How the current collapse of the banks could just be the beginning.

The collapse of First Republic Bank, along with other major banks, has raised concerns about the possibility of a financial crisis that could resemble the 2007/8 crisis that led to the Great Recession. Three times this year, customers and investors have panicked and rushed to withdraw their money, and the federal government has taken drastic action to prevent a broader panic that could knock down the rest of the financial system. However, nobody knows for certain whether this third time will be the last.

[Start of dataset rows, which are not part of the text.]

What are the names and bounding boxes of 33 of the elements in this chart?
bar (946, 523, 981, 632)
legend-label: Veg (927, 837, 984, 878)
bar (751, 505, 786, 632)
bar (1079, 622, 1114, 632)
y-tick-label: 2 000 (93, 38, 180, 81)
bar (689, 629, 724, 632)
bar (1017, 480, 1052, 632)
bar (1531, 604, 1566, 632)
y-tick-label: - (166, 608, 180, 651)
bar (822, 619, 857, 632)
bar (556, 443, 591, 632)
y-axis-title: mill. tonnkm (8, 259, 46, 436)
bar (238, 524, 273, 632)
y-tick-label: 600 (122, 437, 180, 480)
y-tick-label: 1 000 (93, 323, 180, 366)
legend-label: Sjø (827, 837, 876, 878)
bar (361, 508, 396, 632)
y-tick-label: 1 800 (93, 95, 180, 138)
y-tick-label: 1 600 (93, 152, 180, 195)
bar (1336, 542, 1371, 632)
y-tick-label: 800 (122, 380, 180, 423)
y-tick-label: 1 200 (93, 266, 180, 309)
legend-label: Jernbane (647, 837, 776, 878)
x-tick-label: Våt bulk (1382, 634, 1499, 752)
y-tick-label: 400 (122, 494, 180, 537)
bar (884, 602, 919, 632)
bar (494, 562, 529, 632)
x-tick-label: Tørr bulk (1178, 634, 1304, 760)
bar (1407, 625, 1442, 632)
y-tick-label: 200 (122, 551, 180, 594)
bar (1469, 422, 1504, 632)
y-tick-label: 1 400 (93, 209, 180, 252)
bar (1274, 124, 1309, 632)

For now, the situation has stabilized, with the stock market holding steady yesterday and other banks appearing to be doing fine. But a crisis has not necessarily been averted. History is filled with examples of leaders who believed they had stopped a disaster but later found they had underestimated the problem, including during the 2007/8 financial collapse. Some analysts worry that other banks may have undiscovered problems, and the Federal Reserve is likely to continue raising interest rates – the very thing that triggered this year’s bank failures.

Things in common

The recent collapse of First Republic Bank, Silicon Valley Bank, and Signature Bank had some important traits in common. First, the banks’ investments were particularly exposed to the risk of rising interest rates. As the Federal Reserve increased interest rates over the past year, many of First Republic’s assets lost value because they were fixed at lower interest rates and, therefore, lower payouts to the bank. Meanwhile, First Republic had to pay now-higher interest rates on its customers’ deposits. The mix of lower revenue and higher costs toppled the bank’s balance sheet.

Second, the three banks had a large share of customers with deposits that surpassed federal insurance limits. These depositors are more likely to be cautious and ready to move their money because they know that they could lose much of it if a bank goes under.

So when First Republic’s investment strategy began backfiring, depositors started to pull out their money in large numbers, causing a classic bank run. By last week, First Republic revealed that customers had withdrawn more than half of the bank’s deposits.

Stabilization of the situation

The three banks’ fates were connected, and the failure of Silicon Valley Bank made Americans more concerned about the safety of their deposits. The threat of further contagion is what led regulators and the financial system to try to stabilize the situation.

The problems largely come down to mismanagement at the three banks, experts said. But regulators share some of the responsibility for failing to spot warnings and to act on them earlier. The Federal Reserve acknowledged as much last week, saying that regulatory changes and a “shift in culture” left regulators unprepared. The Fed also placed some of the blame on Congress, which in 2018 reduced the central bank’s oversight of so-called midsize banks like First Republic and Silicon Valley Bank. The Fed is now considering tougher rules.

Some analysts argue that the worst is over, and the three bank failures were outliers. Their similarities made them unusually vulnerable to the current moment. So far, the government’s swift responses seem to have done a good job of containing the potential contagion.